Surtout, j'ai entendu beaucoup plus de soupirs exaspérés que de paroles réconfortantes et j'ai croisé beaucoup plus de regards désapprobateurs que compatissants, autant de sources de noeuds dans l'estomac et de sueurs froides.

Dans le cas présent, je vois mal comment on peut légitimement reprocher aux parents d'avoir emmené leur bébé de trois mois à une représentation de Casse-Noisette. Il ne s'agissait pas de l'opéra Carmen, d'un concert de Pearl Jam ou de l'OSM, mais bien d'un spectacle familial auquel assistaient des enfants de tous âges qui gigotent, parlent fort, ont faim, soif, envie de pipi et qui sont souvent autrement plus turbulents qu'un bébé lové contre le sein de sa mère.

On tend malheureusement à oublier qu'après la naissance d'un enfant, surtout le quatrième d'une famille, la vie continue, qu'on ne laisse pas facilement derrière soi un si petit bébé, allaité de surcroît, et que les enfants ne devraient pas être considérés comme des nuisances publiques jusqu'à leur majorité.
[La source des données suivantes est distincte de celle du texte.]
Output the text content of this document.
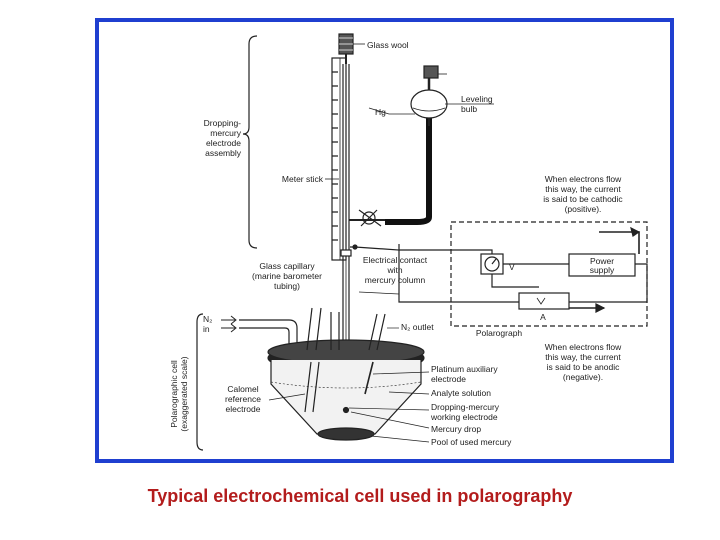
Glass wool
Leveling
bulb
Hg
Dropping-
mercury
electrode
assembly
Meter stick	When electrons flow
this way, the current
is said to be cathodic
(positive).
Glass capillary
(marine barometer
tubing)
Electrical contact
with
mercury column
V
Power
supply
A
N₂
in	N₂ outlet
Polarograph
When electrons flow
this way, the current
is said to be anodic
(negative).
Polarographic cell (exaggerated scale)	Calomel
reference
electrode
Platinum auxiliary
electrode
Analyte solution
Dropping-mercury
working electrode
Mercury drop
Pool of used mercury
Typical electrochemical cell used in polarography
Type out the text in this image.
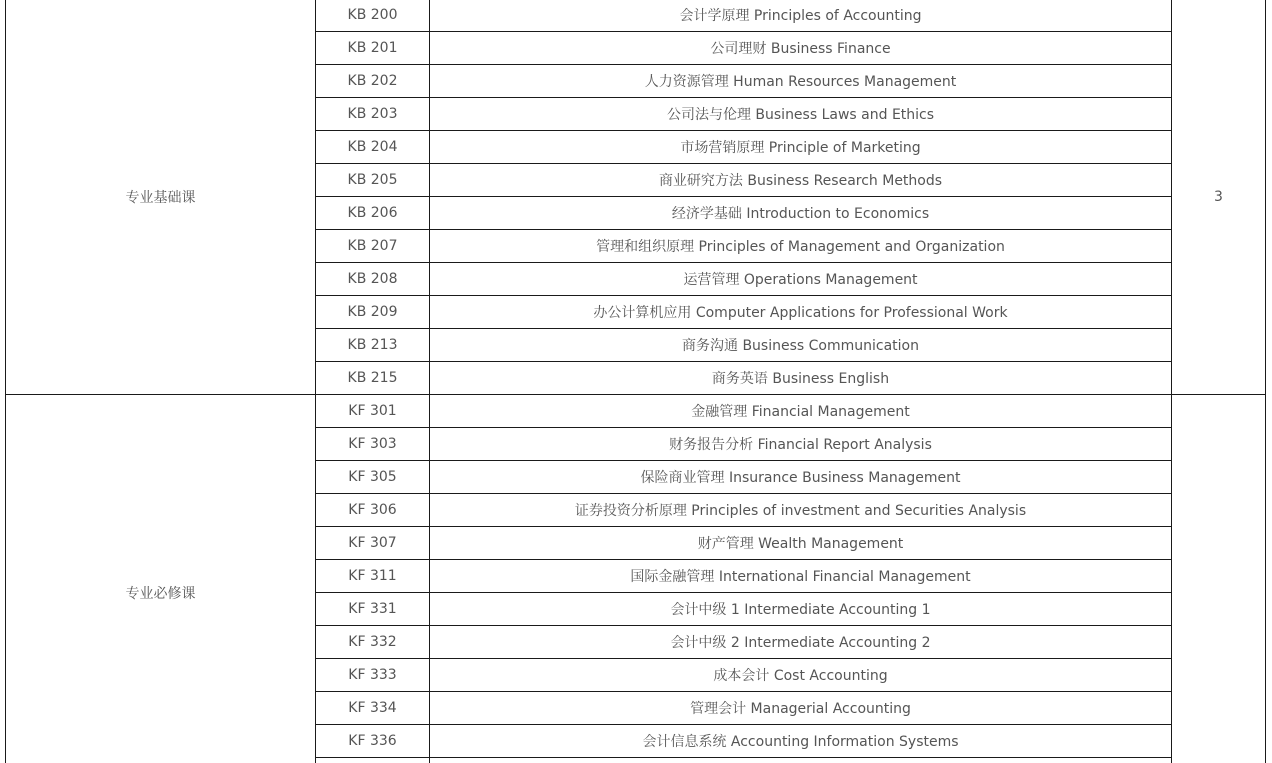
专业基础课	KB 200	会计学原理 Principles of Accounting	3
	KB 201	公司理财 Business Finance	
	KB 202	人力资源管理 Human Resources Management	
	KB 203	公司法与伦理 Business Laws and Ethics	
	KB 204	市场营销原理 Principle of Marketing	
	KB 205	商业研究方法 Business Research Methods	
	KB 206	经济学基础 Introduction to Economics	
	KB 207	管理和组织原理 Principles of Management and Organization	
	KB 208	运营管理 Operations Management	
	KB 209	办公计算机应用 Computer Applications for Professional Work	
	KB 213	商务沟通 Business Communication	
	KB 215	商务英语 Business English	
专业必修课	KF 301	金融管理 Financial Management	
	KF 303	财务报告分析 Financial Report Analysis	
	KF 305	保险商业管理 Insurance Business Management	
	KF 306	证券投资分析原理 Principles of investment and Securities Analysis	
	KF 307	财产管理 Wealth Management	
	KF 311	国际金融管理 International Financial Management	
	KF 331	会计中级 1 Intermediate Accounting 1	
	KF 332	会计中级 2 Intermediate Accounting 2	
	KF 333	成本会计 Cost Accounting	
	KF 334	管理会计 Managerial Accounting	
	KF 336	会计信息系统 Accounting Information Systems	
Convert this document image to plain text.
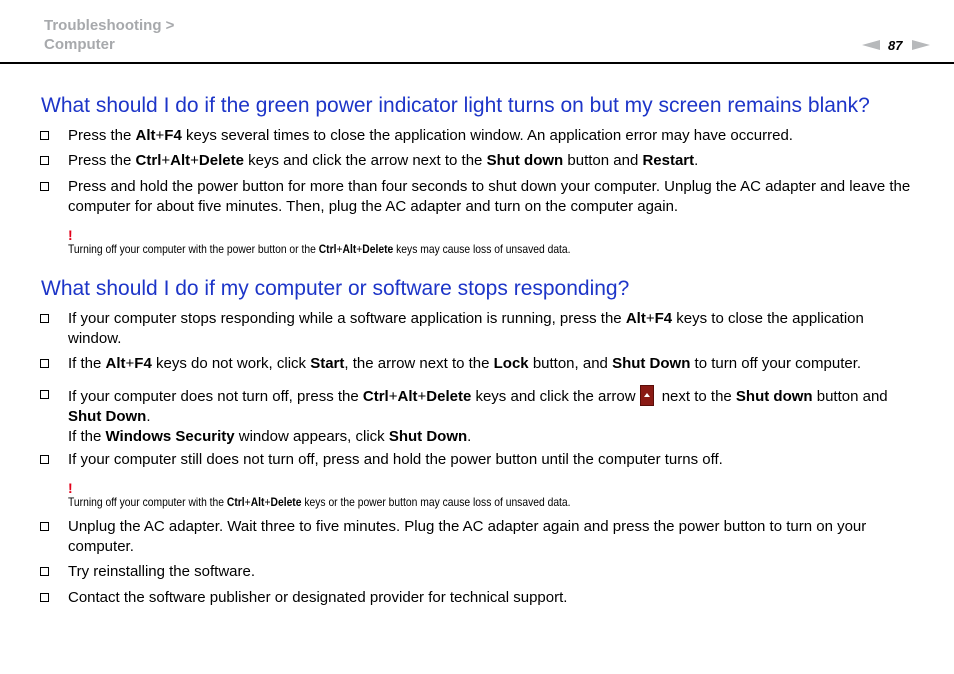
Troubleshooting >
Computer	87
What should I do if the green power indicator light turns on but my screen remains blank?
Press the Alt+F4 keys several times to close the application window. An application error may have occurred.
Press the Ctrl+Alt+Delete keys and click the arrow next to the Shut down button and Restart.
Press and hold the power button for more than four seconds to shut down your computer. Unplug the AC adapter and leave the computer for about five minutes. Then, plug the AC adapter and turn on the computer again.
!
Turning off your computer with the power button or the Ctrl+Alt+Delete keys may cause loss of unsaved data.
What should I do if my computer or software stops responding?
If your computer stops responding while a software application is running, press the Alt+F4 keys to close the application window.
If the Alt+F4 keys do not work, click Start, the arrow next to the Lock button, and Shut Down to turn off your computer.
If your computer does not turn off, press the Ctrl+Alt+Delete keys and click the arrow next to the Shut down button and Shut Down.
If the Windows Security window appears, click Shut Down.
If your computer still does not turn off, press and hold the power button until the computer turns off.
!
Turning off your computer with the Ctrl+Alt+Delete keys or the power button may cause loss of unsaved data.
Unplug the AC adapter. Wait three to five minutes. Plug the AC adapter again and press the power button to turn on your computer.
Try reinstalling the software.
Contact the software publisher or designated provider for technical support.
Ces réactions hostiles sont particulièrement révélatrices de notre faible niveau de tolérance à l'égard d'autrui et des irritants que la vie en société implique. Nous nous insurgeons contre toute manifestation extérieure susceptible d'ébranler notre précieuse quiétude et de troubler notre confort chèrement acquis. Néanmoins, bien que l'exercice d'un jugement minimal est nécessaire au bon fonctionnement en collectivité, il faudra bien admettre que les enfants dérangeants, les spectateurs qui rient trop fort et les voisins d'avion qui sentent mauvais font partie des réalités de la vie qu'il vaut mieux accepter avec humour et philosophie.

2014 commence à peine et nous voilà déjà à nous égratigner l'épiderme. En cette ère de Charte des valeurs et de célébration du vivre-ensemble, nous pourrions peut-être relever ces défis en commençant par pratiquer l'art de l'ouverture, de la tolérance et de l'indulgence.